GAAP EPS increased to $0.70, up 22.0% and adjusted EPS was $0.75, up 32.0% versus 2022.
Donaldson has tightened its fiscal 2023 EPS guidance to the high end of the previous range.
Donaldson
Donaldson
Forward Guidance
Fiscal 2023 full-year GAAP EPS is expected to be between $2.89 and $2.97, inclusive of $0.10 of first half restructuring and other charges.

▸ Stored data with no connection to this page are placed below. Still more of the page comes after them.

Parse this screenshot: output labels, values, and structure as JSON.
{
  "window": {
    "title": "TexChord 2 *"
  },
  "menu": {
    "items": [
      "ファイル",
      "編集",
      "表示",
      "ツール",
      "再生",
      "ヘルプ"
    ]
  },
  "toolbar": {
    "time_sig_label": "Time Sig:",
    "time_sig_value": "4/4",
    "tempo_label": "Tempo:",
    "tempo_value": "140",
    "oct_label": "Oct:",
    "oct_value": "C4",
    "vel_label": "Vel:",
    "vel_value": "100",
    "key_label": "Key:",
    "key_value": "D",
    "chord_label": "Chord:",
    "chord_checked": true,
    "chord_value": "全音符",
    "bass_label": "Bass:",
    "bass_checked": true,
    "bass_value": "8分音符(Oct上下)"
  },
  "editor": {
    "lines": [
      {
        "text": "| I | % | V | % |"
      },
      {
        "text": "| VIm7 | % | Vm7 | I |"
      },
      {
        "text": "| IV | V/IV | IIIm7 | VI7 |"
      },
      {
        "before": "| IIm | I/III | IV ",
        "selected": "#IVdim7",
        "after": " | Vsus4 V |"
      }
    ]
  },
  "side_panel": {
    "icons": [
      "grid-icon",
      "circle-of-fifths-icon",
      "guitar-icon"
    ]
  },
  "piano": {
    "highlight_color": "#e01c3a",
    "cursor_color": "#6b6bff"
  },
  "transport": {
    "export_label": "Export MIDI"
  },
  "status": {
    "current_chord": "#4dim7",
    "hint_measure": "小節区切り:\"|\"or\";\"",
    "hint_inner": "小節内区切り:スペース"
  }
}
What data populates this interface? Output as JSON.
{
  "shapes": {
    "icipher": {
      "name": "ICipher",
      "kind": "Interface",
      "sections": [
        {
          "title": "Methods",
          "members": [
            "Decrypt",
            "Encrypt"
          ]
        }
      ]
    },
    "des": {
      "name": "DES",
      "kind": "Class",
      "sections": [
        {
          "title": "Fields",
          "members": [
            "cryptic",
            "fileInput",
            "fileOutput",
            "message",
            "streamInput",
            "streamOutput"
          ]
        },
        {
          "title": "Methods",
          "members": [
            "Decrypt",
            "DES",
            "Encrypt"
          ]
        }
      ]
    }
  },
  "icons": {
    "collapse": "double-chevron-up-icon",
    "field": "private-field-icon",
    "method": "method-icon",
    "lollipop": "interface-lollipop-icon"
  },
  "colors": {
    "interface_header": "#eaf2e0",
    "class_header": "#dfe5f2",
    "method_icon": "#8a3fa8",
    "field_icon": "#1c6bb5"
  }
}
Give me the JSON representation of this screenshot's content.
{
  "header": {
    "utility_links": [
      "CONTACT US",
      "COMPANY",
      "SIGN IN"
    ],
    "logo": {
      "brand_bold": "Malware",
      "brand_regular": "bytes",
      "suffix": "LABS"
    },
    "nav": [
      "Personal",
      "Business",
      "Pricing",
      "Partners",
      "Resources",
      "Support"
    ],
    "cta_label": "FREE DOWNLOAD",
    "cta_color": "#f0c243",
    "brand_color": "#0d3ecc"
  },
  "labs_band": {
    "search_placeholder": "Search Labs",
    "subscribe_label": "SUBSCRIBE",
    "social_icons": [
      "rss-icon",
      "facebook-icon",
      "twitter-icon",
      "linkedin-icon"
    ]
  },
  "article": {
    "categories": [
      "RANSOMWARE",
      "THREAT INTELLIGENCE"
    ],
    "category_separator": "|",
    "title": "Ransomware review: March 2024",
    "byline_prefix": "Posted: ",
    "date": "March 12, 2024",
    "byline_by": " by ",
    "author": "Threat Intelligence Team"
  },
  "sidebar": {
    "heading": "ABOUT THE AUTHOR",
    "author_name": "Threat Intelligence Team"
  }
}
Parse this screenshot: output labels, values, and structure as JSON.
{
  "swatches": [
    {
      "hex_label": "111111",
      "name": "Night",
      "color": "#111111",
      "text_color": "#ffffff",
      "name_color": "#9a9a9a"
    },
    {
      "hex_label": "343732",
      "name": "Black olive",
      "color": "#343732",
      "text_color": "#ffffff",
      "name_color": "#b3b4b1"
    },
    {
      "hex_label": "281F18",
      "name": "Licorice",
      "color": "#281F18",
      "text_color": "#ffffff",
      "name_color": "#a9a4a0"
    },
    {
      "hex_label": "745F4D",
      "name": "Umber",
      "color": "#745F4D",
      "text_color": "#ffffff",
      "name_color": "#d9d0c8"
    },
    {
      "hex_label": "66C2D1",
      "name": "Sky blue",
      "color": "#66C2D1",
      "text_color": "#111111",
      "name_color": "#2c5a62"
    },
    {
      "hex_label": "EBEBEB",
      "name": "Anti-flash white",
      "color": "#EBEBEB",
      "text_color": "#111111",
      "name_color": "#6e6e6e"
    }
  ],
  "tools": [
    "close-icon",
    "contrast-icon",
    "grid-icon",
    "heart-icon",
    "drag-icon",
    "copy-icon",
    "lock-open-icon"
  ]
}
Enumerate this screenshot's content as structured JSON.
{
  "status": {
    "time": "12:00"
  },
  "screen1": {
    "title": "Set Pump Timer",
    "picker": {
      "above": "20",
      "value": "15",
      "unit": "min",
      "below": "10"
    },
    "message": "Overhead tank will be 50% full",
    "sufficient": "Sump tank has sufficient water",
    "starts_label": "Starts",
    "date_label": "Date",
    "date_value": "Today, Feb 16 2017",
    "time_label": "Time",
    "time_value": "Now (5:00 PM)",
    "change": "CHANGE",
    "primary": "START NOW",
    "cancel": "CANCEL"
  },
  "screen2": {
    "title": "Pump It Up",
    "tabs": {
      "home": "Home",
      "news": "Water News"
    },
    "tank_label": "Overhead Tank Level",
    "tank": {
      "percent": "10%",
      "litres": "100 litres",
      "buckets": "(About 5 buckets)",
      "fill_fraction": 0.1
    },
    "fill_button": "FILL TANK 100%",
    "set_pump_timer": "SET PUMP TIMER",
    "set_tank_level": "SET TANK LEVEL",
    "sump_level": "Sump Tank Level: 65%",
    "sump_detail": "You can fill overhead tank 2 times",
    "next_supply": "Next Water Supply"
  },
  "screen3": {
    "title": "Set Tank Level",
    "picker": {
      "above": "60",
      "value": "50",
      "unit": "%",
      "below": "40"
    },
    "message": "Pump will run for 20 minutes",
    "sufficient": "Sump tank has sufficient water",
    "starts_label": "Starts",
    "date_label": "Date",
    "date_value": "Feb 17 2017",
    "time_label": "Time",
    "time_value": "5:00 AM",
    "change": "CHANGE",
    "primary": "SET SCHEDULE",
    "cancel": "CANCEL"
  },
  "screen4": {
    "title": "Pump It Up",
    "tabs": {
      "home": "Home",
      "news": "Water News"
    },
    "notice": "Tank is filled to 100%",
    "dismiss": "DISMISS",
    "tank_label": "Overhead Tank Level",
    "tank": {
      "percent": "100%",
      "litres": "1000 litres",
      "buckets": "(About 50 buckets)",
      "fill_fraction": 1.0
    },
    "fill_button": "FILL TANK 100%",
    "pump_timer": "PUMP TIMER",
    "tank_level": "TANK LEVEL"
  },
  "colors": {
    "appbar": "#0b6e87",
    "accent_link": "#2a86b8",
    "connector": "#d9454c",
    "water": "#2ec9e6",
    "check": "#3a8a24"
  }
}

Adjusted EPS is forecast between $2.99 and $3.07. Sales are projected to increase between 2% to 6% over prior year, driven by a 6% increase in pricing and a negative impact from currency translation of approximately 4%.
Positive Outlook
- Mobile sales are projected to increase between 1% and 5% compared with 2022.
- On-Road and Off-Road sales are expected to be up mid-single digits and high-single digits, respectively, supported by elevated levels of medium and heavy-duty equipment production.
- Industrial sales are expected to increase between 8% and 12% year over year.
- IFS and Aerospace and Defense are forecast to grow high-single digits and low-double digits, respectively.
- Free cash flow conversion is expected to be between 110% and 120%.
Challenges Ahead
- Currency translation is expected to have a negative impact of approximately 4%.
- Aftermarket sales are projected to increase low-single digits as improved global supply chain conditions and resulting customer inventory reductions limit results.
- Life Sciences sales are expected to decline between 5% and 9% compared with prior year due to continued Disk Drive market weakness.
- Fiscal 2023 GAAP operating margin is forecast to be between 14.1% and 14.5% and adjusted operating margin is expected to be between 14.6% and 15.0%.
- Fiscal 2023 interest expense is projected to be approximately $20 million.